UN-Gipfel in Paris: Temperatur steigt um 2,7 Grad
Vor dem Pariser Klimagipfel versprechen immer mehr Staaten, den Ausstoß von Treibhausgasen zu begrenzen. Ausreichend ist das aber nicht.
Einen Monat vor Beginn des Pariser Klimagipfels senden die Vereinten Nationen eine doppelte Botschaft: Einerseits gibt es erhebliche Fortschritte im Kampf gegen die Erderwärmung.

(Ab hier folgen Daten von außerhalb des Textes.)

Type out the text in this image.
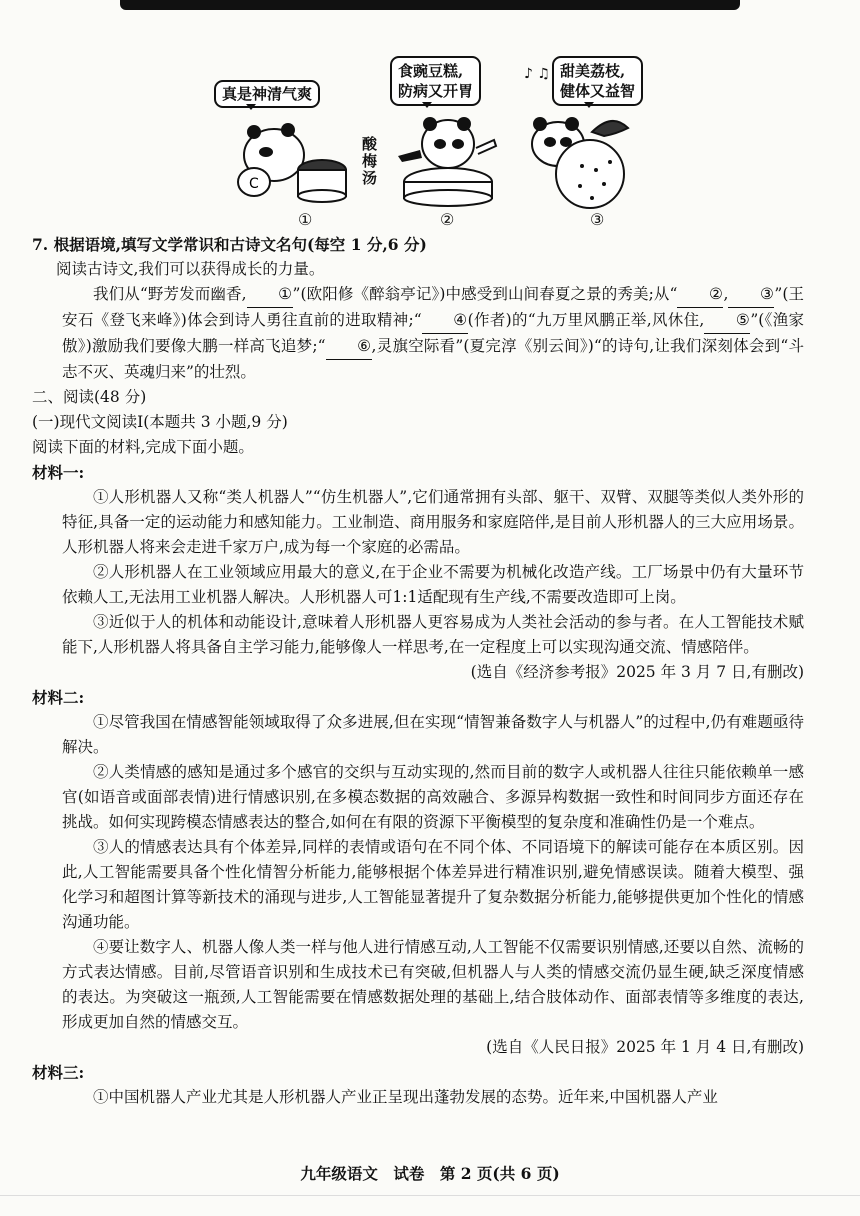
真是神清气爽
C
酸梅汤
①
食豌豆糕,
防病又开胃
②
♪ ♫ 甜美荔枝,
健体又益智
③

7. 根据语境,填写文学常识和古诗文名句(每空 1 分,6 分)

阅读古诗文,我们可以获得成长的力量。

我们从“野芳发而幽香, ①”(欧阳修《醉翁亭记》)中感受到山间春夏之景的秀美;从“ ②, ③”(王安石《登飞来峰》)体会到诗人勇往直前的进取精神;“ ④(作者)的“九万里风鹏正举,风休住, ⑤”(《渔家傲》)激励我们要像大鹏一样高飞追梦;“ ⑥,灵旗空际看”(夏完淳《别云间》)“的诗句,让我们深刻体会到“斗志不灭、英魂归来”的壮烈。

二、阅读(48 分)

(一)现代文阅读Ⅰ(本题共 3 小题,9 分)

阅读下面的材料,完成下面小题。

材料一:

①人形机器人又称“类人机器人”“仿生机器人”,它们通常拥有头部、躯干、双臂、双腿等类似人类外形的特征,具备一定的运动能力和感知能力。工业制造、商用服务和家庭陪伴,是目前人形机器人的三大应用场景。人形机器人将来会走进千家万户,成为每一个家庭的必需品。

②人形机器人在工业领域应用最大的意义,在于企业不需要为机械化改造产线。工厂场景中仍有大量环节依赖人工,无法用工业机器人解决。人形机器人可1:1适配现有生产线,不需要改造即可上岗。

③近似于人的机体和动能设计,意味着人形机器人更容易成为人类社会活动的参与者。在人工智能技术赋能下,人形机器人将具备自主学习能力,能够像人一样思考,在一定程度上可以实现沟通交流、情感陪伴。

(选自《经济参考报》2025 年 3 月 7 日,有删改)

材料二:

①尽管我国在情感智能领域取得了众多进展,但在实现“情智兼备数字人与机器人”的过程中,仍有难题亟待解决。

②人类情感的感知是通过多个感官的交织与互动实现的,然而目前的数字人或机器人往往只能依赖单一感官(如语音或面部表情)进行情感识别,在多模态数据的高效融合、多源异构数据一致性和时间同步方面还存在挑战。如何实现跨模态情感表达的整合,如何在有限的资源下平衡模型的复杂度和准确性仍是一个难点。

③人的情感表达具有个体差异,同样的表情或语句在不同个体、不同语境下的解读可能存在本质区别。因此,人工智能需要具备个性化情智分析能力,能够根据个体差异进行精准识别,避免情感误读。随着大模型、强化学习和超图计算等新技术的涌现与进步,人工智能显著提升了复杂数据分析能力,能够提供更加个性化的情感沟通功能。

④要让数字人、机器人像人类一样与他人进行情感互动,人工智能不仅需要识别情感,还要以自然、流畅的方式表达情感。目前,尽管语音识别和生成技术已有突破,但机器人与人类的情感交流仍显生硬,缺乏深度情感的表达。为突破这一瓶颈,人工智能需要在情感数据处理的基础上,结合肢体动作、面部表情等多维度的表达,形成更加自然的情感交互。

(选自《人民日报》2025 年 1 月 4 日,有删改)

材料三:

①中国机器人产业尤其是人形机器人产业正呈现出蓬勃发展的态势。近年来,中国机器人产业

九年级语文　试卷　第 2 页(共 6 页)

So haben bis zum 1. Oktober 146 von 195 Staaten bekannt gegeben, in welchem Ausmaß sie ihren Ausstoß von Treibhausgasen reduzieren wollen.
Dies zeige eine „noch nie dagewesene Anstrengung der Länder, gemeinsam den Klimawandel zu bekämpfen“, erklärte die Vorsitzende des UN-Klimasekretariats, Christina Figueres, am Freitag in Berlin. „Wir bewegen uns in die richtige Richtung.“ Deutschland sei mit seiner Energiewende dabei ein weltweites Vorbild.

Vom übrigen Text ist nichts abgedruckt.